12. Other Definitions
The terms “you” and “your” as used throughout this Agreement refers to the entity entering into the Service Order to obtain a subscription to the Service. In addition, capitalized terms that are used in this Agreement have the meanings described below:
“Authorized Users” means each of your employees that has been granted valid access credentials to log in to the Service.
“Intellectual Property Rights” means any and all registered and unregistered rights granted, applied for or otherwise now or hereafter in existence under or related to any patent, copyright, trademark, trade secret, database protection or other intellectual property rights laws, and all similar or equivalent rights or forms of protection, in any part of the world.
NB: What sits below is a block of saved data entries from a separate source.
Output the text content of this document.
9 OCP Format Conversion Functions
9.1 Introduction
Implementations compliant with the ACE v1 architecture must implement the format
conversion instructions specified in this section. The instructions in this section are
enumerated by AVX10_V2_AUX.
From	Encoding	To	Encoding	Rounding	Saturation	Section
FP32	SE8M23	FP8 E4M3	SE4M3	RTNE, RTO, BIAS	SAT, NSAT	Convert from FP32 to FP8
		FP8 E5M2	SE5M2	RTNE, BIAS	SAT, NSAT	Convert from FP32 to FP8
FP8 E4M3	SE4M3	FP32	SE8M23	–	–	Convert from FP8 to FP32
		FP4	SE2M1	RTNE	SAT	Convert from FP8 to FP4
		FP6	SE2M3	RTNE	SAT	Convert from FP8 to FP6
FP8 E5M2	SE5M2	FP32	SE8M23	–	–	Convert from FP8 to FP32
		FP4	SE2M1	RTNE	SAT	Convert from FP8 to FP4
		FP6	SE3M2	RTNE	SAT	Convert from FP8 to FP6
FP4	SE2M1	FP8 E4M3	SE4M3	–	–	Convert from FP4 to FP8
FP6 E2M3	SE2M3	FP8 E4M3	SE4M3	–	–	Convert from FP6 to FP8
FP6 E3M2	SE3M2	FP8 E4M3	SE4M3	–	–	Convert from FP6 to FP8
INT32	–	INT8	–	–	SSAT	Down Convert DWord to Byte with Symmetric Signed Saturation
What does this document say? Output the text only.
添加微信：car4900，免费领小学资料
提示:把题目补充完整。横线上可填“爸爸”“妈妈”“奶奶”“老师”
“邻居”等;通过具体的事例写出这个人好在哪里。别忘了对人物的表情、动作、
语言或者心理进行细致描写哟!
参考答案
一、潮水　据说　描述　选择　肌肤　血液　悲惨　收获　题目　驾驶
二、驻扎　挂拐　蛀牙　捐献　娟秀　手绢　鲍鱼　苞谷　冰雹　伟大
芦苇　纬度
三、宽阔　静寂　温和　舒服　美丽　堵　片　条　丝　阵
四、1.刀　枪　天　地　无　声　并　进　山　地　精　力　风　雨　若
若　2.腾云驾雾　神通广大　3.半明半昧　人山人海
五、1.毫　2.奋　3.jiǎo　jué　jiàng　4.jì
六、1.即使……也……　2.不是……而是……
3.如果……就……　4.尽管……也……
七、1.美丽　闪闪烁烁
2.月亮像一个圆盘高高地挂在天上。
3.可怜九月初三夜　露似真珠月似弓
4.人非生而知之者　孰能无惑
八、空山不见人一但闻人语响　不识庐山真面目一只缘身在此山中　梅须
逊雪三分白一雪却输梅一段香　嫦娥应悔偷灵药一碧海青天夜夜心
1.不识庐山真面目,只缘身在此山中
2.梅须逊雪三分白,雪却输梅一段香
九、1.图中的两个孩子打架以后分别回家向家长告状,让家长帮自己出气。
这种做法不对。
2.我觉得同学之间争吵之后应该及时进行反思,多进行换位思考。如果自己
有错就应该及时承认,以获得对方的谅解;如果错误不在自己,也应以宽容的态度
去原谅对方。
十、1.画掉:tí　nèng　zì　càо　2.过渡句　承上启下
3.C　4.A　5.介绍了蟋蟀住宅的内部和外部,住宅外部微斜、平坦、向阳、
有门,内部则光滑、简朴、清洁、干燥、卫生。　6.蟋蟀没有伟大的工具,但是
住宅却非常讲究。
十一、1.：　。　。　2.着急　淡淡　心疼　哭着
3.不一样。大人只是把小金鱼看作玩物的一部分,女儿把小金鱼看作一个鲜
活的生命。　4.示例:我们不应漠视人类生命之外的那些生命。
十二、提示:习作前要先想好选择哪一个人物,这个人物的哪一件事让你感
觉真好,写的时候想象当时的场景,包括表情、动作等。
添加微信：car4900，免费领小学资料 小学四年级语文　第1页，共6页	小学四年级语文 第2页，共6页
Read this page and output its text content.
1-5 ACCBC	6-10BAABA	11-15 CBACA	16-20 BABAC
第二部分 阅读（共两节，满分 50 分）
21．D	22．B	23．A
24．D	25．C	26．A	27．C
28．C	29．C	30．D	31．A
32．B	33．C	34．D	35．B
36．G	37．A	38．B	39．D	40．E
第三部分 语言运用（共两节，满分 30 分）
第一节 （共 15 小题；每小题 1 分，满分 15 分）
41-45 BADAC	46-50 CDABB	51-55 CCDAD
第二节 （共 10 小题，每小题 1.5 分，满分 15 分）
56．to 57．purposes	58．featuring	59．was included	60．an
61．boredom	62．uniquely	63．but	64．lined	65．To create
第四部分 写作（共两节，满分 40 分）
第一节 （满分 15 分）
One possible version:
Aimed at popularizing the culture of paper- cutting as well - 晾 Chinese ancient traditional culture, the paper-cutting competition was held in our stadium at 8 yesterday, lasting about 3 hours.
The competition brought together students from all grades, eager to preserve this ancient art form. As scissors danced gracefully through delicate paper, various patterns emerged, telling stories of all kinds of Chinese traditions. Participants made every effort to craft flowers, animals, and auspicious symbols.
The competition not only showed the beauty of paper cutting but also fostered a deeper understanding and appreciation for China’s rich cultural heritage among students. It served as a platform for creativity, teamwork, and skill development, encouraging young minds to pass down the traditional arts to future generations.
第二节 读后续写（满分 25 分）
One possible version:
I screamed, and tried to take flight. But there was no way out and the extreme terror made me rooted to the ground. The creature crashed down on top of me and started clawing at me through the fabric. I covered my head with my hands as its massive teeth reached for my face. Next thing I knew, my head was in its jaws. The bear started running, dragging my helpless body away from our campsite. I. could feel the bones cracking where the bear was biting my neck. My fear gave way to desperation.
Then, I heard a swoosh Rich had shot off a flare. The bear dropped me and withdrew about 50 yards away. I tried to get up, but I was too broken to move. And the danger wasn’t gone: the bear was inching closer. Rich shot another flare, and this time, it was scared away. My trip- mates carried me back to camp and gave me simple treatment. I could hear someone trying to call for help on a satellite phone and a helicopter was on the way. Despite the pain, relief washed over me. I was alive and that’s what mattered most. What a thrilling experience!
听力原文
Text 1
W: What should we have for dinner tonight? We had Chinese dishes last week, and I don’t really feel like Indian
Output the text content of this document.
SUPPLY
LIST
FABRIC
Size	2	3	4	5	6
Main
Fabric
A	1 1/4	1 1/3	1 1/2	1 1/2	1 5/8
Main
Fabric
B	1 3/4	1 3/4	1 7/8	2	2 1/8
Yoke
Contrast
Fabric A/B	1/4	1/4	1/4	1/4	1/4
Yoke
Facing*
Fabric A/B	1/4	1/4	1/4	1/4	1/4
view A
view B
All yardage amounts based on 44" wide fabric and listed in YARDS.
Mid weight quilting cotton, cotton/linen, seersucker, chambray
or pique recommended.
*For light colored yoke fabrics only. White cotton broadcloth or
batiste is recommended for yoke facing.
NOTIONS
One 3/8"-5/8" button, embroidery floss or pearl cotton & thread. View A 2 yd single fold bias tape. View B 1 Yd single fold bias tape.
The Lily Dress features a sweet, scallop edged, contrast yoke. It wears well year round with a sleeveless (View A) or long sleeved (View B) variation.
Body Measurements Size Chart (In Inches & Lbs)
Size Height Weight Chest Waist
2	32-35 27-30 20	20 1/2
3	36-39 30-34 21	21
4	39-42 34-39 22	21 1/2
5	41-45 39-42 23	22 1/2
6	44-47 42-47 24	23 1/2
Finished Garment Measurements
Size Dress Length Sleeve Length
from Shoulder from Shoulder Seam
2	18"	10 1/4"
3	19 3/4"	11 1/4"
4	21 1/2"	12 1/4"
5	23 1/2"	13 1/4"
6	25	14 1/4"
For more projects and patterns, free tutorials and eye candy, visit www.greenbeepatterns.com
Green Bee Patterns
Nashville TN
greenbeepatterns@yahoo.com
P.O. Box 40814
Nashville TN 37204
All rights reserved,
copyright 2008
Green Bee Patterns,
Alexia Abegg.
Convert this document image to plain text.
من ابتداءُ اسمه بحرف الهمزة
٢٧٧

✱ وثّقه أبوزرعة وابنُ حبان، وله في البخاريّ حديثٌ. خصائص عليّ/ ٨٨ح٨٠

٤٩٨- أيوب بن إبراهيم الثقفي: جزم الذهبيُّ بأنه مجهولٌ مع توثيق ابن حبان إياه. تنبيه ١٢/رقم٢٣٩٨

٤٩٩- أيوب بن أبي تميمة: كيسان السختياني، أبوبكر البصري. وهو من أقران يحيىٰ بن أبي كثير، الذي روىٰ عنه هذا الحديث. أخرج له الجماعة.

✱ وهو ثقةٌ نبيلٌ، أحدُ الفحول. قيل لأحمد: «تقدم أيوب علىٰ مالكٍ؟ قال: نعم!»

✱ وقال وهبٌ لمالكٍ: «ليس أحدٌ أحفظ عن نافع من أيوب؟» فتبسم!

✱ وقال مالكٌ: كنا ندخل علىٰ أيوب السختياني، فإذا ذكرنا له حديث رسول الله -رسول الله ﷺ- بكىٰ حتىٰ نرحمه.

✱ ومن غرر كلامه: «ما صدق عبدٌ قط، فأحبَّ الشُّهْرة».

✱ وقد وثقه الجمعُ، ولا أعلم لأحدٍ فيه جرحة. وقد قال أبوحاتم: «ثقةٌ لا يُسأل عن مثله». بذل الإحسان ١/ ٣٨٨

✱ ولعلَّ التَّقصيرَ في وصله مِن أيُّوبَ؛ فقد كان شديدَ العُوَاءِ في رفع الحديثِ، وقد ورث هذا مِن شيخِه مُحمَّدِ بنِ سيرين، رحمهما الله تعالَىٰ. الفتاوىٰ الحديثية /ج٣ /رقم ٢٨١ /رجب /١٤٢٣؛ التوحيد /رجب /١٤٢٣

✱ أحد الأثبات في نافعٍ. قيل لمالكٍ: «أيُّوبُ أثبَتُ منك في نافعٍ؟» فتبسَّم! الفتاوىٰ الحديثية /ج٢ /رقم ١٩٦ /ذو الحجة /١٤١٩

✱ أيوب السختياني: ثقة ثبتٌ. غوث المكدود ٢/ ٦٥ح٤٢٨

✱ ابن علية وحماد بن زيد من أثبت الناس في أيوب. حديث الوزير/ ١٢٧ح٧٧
“Permitted Use” means accessing and using the Service to request (i) the design, develop and production of a Manufacturable 3D File for a requested Product, and (ii) in some circumstances, the 3D printing of the requested Product using the applicable Manufacturable 3D File, in each case solely for your internal business purposes and not for any other purpose.
“Your Data” means the Specifications, information, data and other materials that are collected, uploaded or otherwise received from you or an Authorized User by or through the Service in connection with this Agreement.